Published: 16 March 2006



A long-term active surveillance of Q fever was conducted in Cyprus organized in two phases.


Following serological tests and identification of seropositive humans and animals for C. burnetii in two villages (VIL1 and VIL2), all seronegative individuals were followed up for one year on a monthly basis by trained physicians to detect possible seroconversion for Q fever. In the second phase of the study, active surveillance for one year was conducted in the entire Cyprus. Physicians were following specific case definition criteria for Q fever. Standardized questionnaires, a geographical information system on a regional level, Immunofluorescence Assay (IFA) examinations and shell vial technique were used.

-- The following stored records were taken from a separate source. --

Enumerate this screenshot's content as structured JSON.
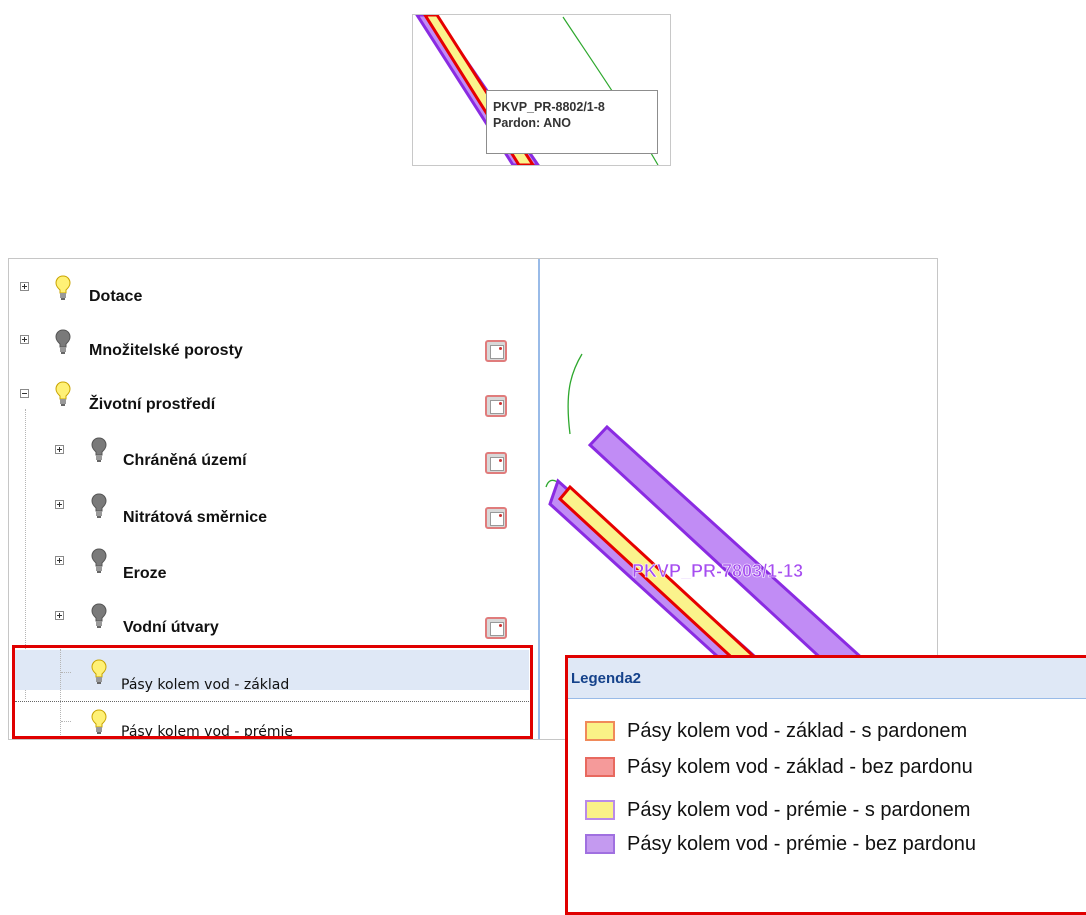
{
  "tooltip": {
    "line1": "PKVP_PR-8802/1-8",
    "line2": "Pardon: ANO"
  },
  "tree": {
    "nodes": [
      {
        "label": "Dotace",
        "expander": "plus",
        "bulb": "on"
      },
      {
        "label": "Množitelské porosty",
        "expander": "plus",
        "bulb": "off"
      },
      {
        "label": "Životní prostředí",
        "expander": "minus",
        "bulb": "on"
      },
      {
        "label": "Chráněná území",
        "expander": "plus",
        "bulb": "off"
      },
      {
        "label": "Nitrátová směrnice",
        "expander": "plus",
        "bulb": "off"
      },
      {
        "label": "Eroze",
        "expander": "plus",
        "bulb": "off"
      },
      {
        "label": "Vodní útvary",
        "expander": "plus",
        "bulb": "off"
      }
    ],
    "leaves": [
      {
        "label": "Pásy kolem vod - základ",
        "bulb": "on",
        "selected": true
      },
      {
        "label": "Pásy kolem vod - prémie",
        "bulb": "on",
        "selected": false
      }
    ]
  },
  "map": {
    "feature_label": "PKVP_PR-7803/1-13",
    "colors": {
      "feature_label": "#a64df0",
      "purple_fill": "#c18cf5",
      "purple_stroke": "#8a2be2",
      "yellow_fill": "#fbf38c",
      "red_stroke": "#e60000",
      "green_line": "#2ea82e"
    }
  },
  "legend": {
    "title": "Legenda2",
    "items": [
      {
        "label": "Pásy kolem vod - základ - s pardonem",
        "fill": "#faf287",
        "stroke": "#f08a5a"
      },
      {
        "label": "Pásy kolem vod - základ - bez pardonu",
        "fill": "#f59a9a",
        "stroke": "#e8695f"
      },
      {
        "label": "Pásy kolem vod - prémie - s pardonem",
        "fill": "#faf287",
        "stroke": "#b98be8"
      },
      {
        "label": "Pásy kolem vod - prémie - bez pardonu",
        "fill": "#c49af0",
        "stroke": "#a070e0"
      }
    ]
  }
}
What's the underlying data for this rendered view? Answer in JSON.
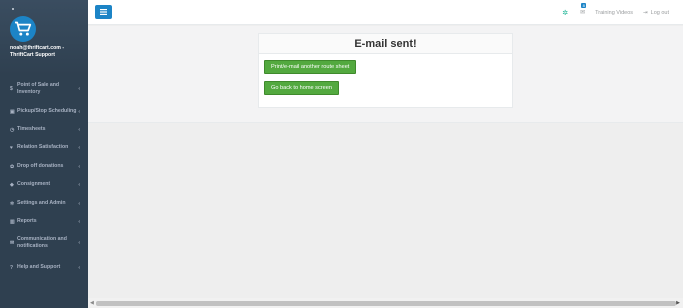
{
  "user": {
    "name_line1": "noah@thriftcart.com -",
    "name_line2": "ThriftCart Support"
  },
  "sidebar": {
    "items": [
      {
        "label": "Point of Sale and Inventory",
        "icon": "dollar-icon",
        "glyph": "$"
      },
      {
        "label": "Pickup/Stop Scheduling",
        "icon": "truck-icon",
        "glyph": "▣"
      },
      {
        "label": "Timesheets",
        "icon": "clock-icon",
        "glyph": "◷"
      },
      {
        "label": "Relation Satisfaction",
        "icon": "heart-icon",
        "glyph": "♥"
      },
      {
        "label": "Drop off donations",
        "icon": "gift-icon",
        "glyph": "✿"
      },
      {
        "label": "Consignment",
        "icon": "tag-icon",
        "glyph": "◆"
      },
      {
        "label": "Settings and Admin",
        "icon": "gear-icon",
        "glyph": "✲"
      },
      {
        "label": "Reports",
        "icon": "bar-chart-icon",
        "glyph": "▥"
      },
      {
        "label": "Communication and notifications",
        "icon": "envelope-icon",
        "glyph": "✉"
      },
      {
        "label": "Help and Support",
        "icon": "question-icon",
        "glyph": "?"
      }
    ],
    "chevron": "‹"
  },
  "topbar": {
    "menu_icon": "hamburger-icon",
    "gear_icon": "gear-icon",
    "mail_icon": "envelope-icon",
    "mail_badge": "8",
    "training_label": "Training Videos",
    "logout_label": "Log out"
  },
  "main": {
    "title": "E-mail sent!",
    "button1_label": "Print/e-mail another route sheet",
    "button2_label": "Go back to home screen"
  },
  "colors": {
    "sidebar_bg": "#2f4050",
    "primary": "#1c84c6",
    "success": "#53a93f"
  }
}
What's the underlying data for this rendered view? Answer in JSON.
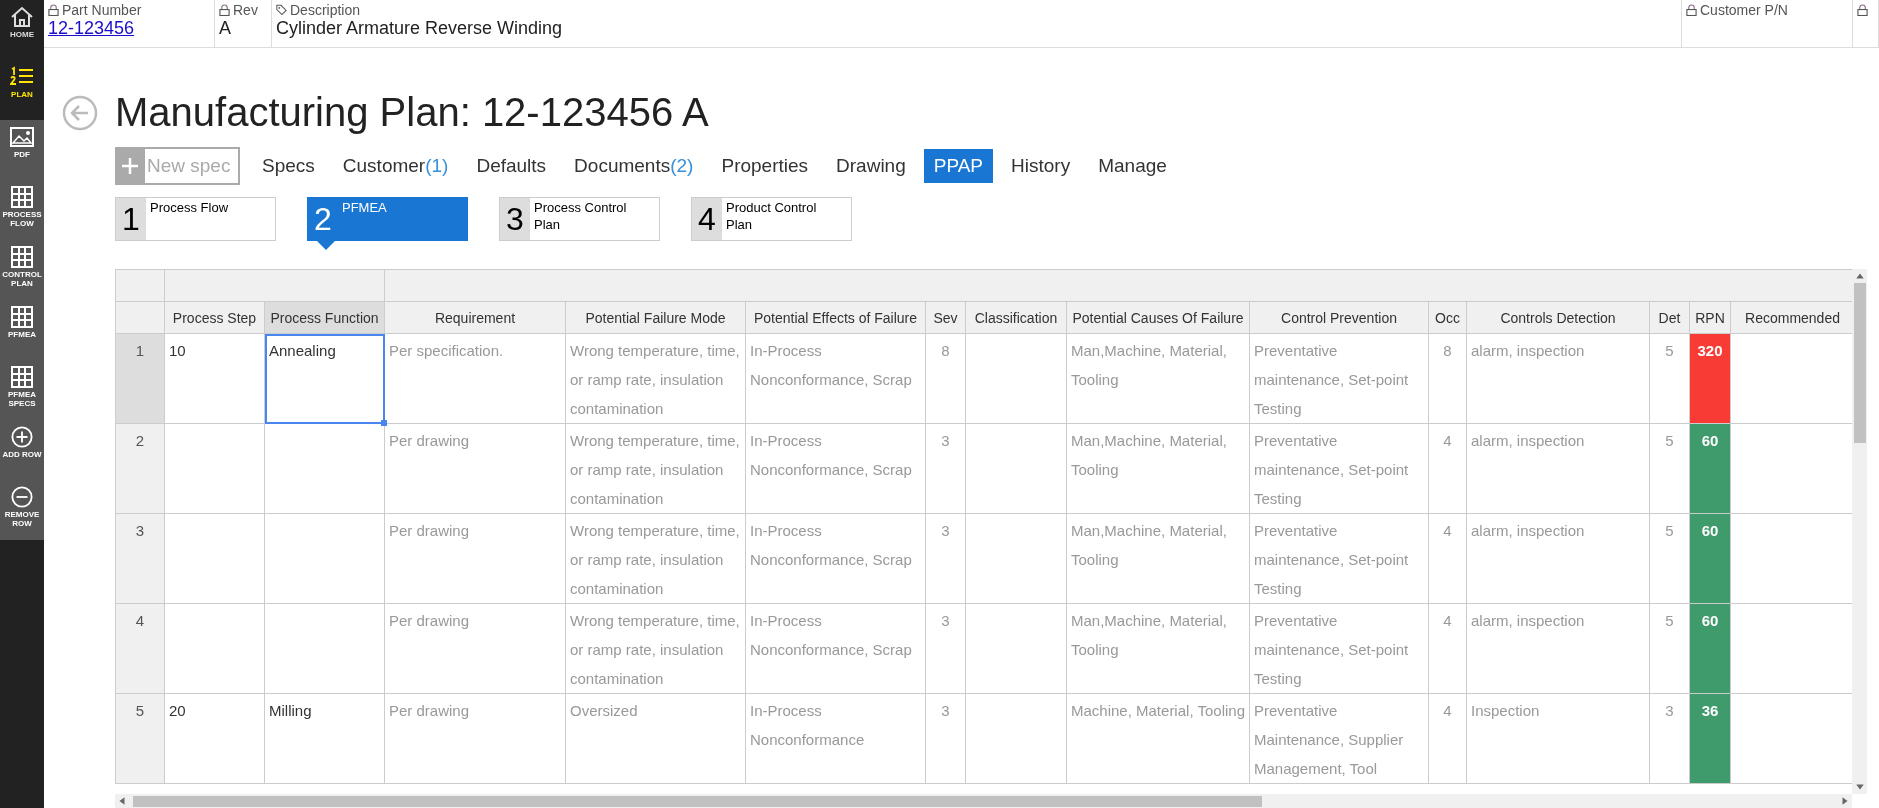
{
  "sidebar": {
    "items": [
      {
        "kind": "home",
        "label": "HOME",
        "selected": false
      },
      {
        "kind": "plan",
        "label": "PLAN",
        "selected": true
      },
      {
        "kind": "pdf",
        "label": "PDF",
        "selected": false
      },
      {
        "kind": "grid",
        "label": "PROCESS FLOW",
        "selected": false
      },
      {
        "kind": "grid",
        "label": "CONTROL PLAN",
        "selected": false
      },
      {
        "kind": "grid",
        "label": "PFMEA",
        "selected": false
      },
      {
        "kind": "grid",
        "label": "PFMEA SPECS",
        "selected": false
      },
      {
        "kind": "add",
        "label": "ADD ROW",
        "selected": false
      },
      {
        "kind": "remove",
        "label": "REMOVE ROW",
        "selected": false
      }
    ]
  },
  "header": {
    "fields": [
      {
        "label": "Part Number",
        "value": "12-123456"
      },
      {
        "label": "Rev",
        "value": "A"
      },
      {
        "label": "Description",
        "value": "Cylinder Armature Reverse Winding"
      },
      {
        "label": "Customer P/N"
      }
    ]
  },
  "title": "Manufacturing Plan: 12-123456 A",
  "new_spec": {
    "placeholder": "New spec"
  },
  "tabs": [
    {
      "label": "Specs",
      "selected": false
    },
    {
      "label": "Customer",
      "count": "(1)",
      "selected": false
    },
    {
      "label": "Defaults",
      "selected": false
    },
    {
      "label": "Documents",
      "count": "(2)",
      "selected": false
    },
    {
      "label": "Properties",
      "selected": false
    },
    {
      "label": "Drawing",
      "selected": false
    },
    {
      "label": "PPAP",
      "selected": true
    },
    {
      "label": "History",
      "selected": false
    },
    {
      "label": "Manage",
      "selected": false
    }
  ],
  "steps": [
    {
      "number": "1",
      "label": "Process Flow",
      "selected": false
    },
    {
      "number": "2",
      "label": "PFMEA",
      "selected": true
    },
    {
      "number": "3",
      "label": "Process Control Plan",
      "selected": false
    },
    {
      "number": "4",
      "label": "Product Control Plan",
      "selected": false
    }
  ],
  "table": {
    "columns": [
      {
        "label": "Process Step",
        "kind": "entry",
        "selected": false
      },
      {
        "label": "Process Function",
        "kind": "entry",
        "selected": true
      },
      {
        "label": "Requirement",
        "kind": "muted",
        "selected": false
      },
      {
        "label": "Potential Failure Mode",
        "kind": "muted",
        "selected": false
      },
      {
        "label": "Potential Effects of Failure",
        "kind": "muted",
        "selected": false
      },
      {
        "label": "Sev",
        "kind": "number",
        "selected": false
      },
      {
        "label": "Classification",
        "kind": "muted",
        "selected": false
      },
      {
        "label": "Potential Causes Of Failure",
        "kind": "muted",
        "selected": false
      },
      {
        "label": "Control Prevention",
        "kind": "muted",
        "selected": false
      },
      {
        "label": "Occ",
        "kind": "number",
        "selected": false
      },
      {
        "label": "Controls Detection",
        "kind": "muted",
        "selected": false
      },
      {
        "label": "Det",
        "kind": "number",
        "selected": false
      },
      {
        "label": "RPN",
        "kind": "rpn",
        "selected": false
      },
      {
        "label": "Recommended",
        "kind": "muted",
        "selected": false
      }
    ],
    "rows": [
      {
        "number": "1",
        "selected": true,
        "color": "#f83c35",
        "cells": [
          "10",
          "Annealing",
          "Per specification.",
          "Wrong temperature, time, or ramp rate, insulation contamination",
          "In-Process Nonconformance, Scrap",
          "8",
          "",
          "Man,Machine, Material, Tooling",
          "Preventative maintenance, Set-point Testing",
          "8",
          "alarm, inspection",
          "5",
          "320",
          ""
        ]
      },
      {
        "number": "2",
        "selected": false,
        "color": "#3f9b6c",
        "cells": [
          "",
          "",
          "Per drawing",
          "Wrong temperature, time, or ramp rate, insulation contamination",
          "In-Process Nonconformance, Scrap",
          "3",
          "",
          "Man,Machine, Material, Tooling",
          "Preventative maintenance, Set-point Testing",
          "4",
          "alarm, inspection",
          "5",
          "60",
          ""
        ]
      },
      {
        "number": "3",
        "selected": false,
        "color": "#3f9b6c",
        "cells": [
          "",
          "",
          "Per drawing",
          "Wrong temperature, time, or ramp rate, insulation contamination",
          "In-Process Nonconformance, Scrap",
          "3",
          "",
          "Man,Machine, Material, Tooling",
          "Preventative maintenance, Set-point Testing",
          "4",
          "alarm, inspection",
          "5",
          "60",
          ""
        ]
      },
      {
        "number": "4",
        "selected": false,
        "color": "#3f9b6c",
        "cells": [
          "",
          "",
          "Per drawing",
          "Wrong temperature, time, or ramp rate, insulation contamination",
          "In-Process Nonconformance, Scrap",
          "3",
          "",
          "Man,Machine, Material, Tooling",
          "Preventative maintenance, Set-point Testing",
          "4",
          "alarm, inspection",
          "5",
          "60",
          ""
        ]
      },
      {
        "number": "5",
        "selected": false,
        "color": "#3f9b6c",
        "cells": [
          "20",
          "Milling",
          "Per drawing",
          "Oversized",
          "In-Process Nonconformance",
          "3",
          "",
          "Machine, Material, Tooling",
          "Preventative Maintenance, Supplier Management, Tool",
          "4",
          "Inspection",
          "3",
          "36",
          ""
        ]
      }
    ]
  }
}
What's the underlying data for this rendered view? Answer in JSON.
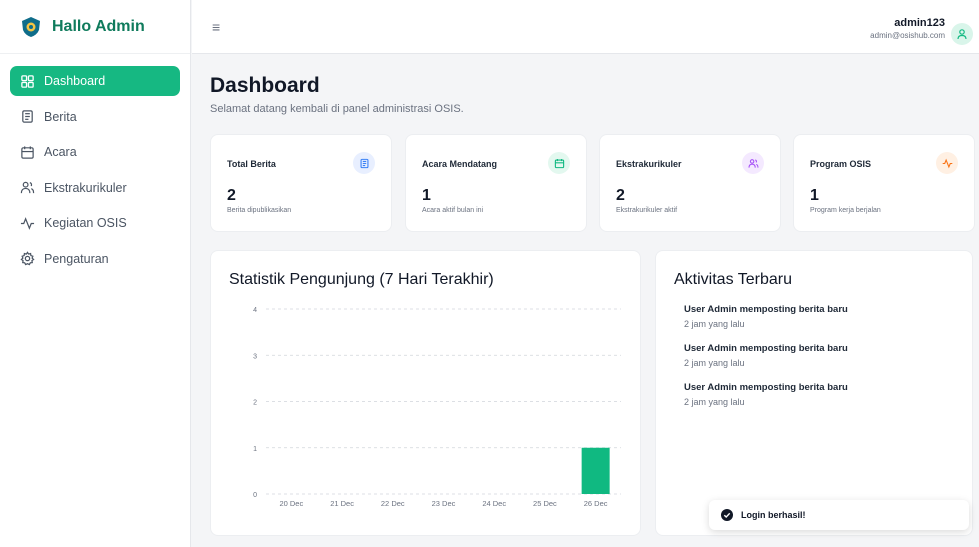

Eighty-one seronegative humans and 239 seronegative animals from both villages participated in the first phase surveillance period of Q fever. Despite the small number of confirmed clinical cases (2 humans and 1 goat), a significant percentage of new seropositives for C. burnetii (44.4% of human participants and 13.8% of animals) was detected at the end of the year. During the second phase of surveillance, 82 humans, 100 goats, and 76 sheep were considered suspected cases of Q fever. However, only 9 human, 8 goat, and 4 sheep cases were serologically confirmed, while C. burnetii was isolated from three human and two animal samples. The human incidence rate was estimated at 1.2 per 100,000 population per year.


A small number of confirmed clinical cases of Q fever were observed despite the high seroprevalence for C. burnetii in human and animal population of Cyprus. Most of the cases in the local population of Cyprus appear to be subclinical. Moreover further studies should investigate the role of ticks in the epidemiology of Q fever and their relation to human seropositivity.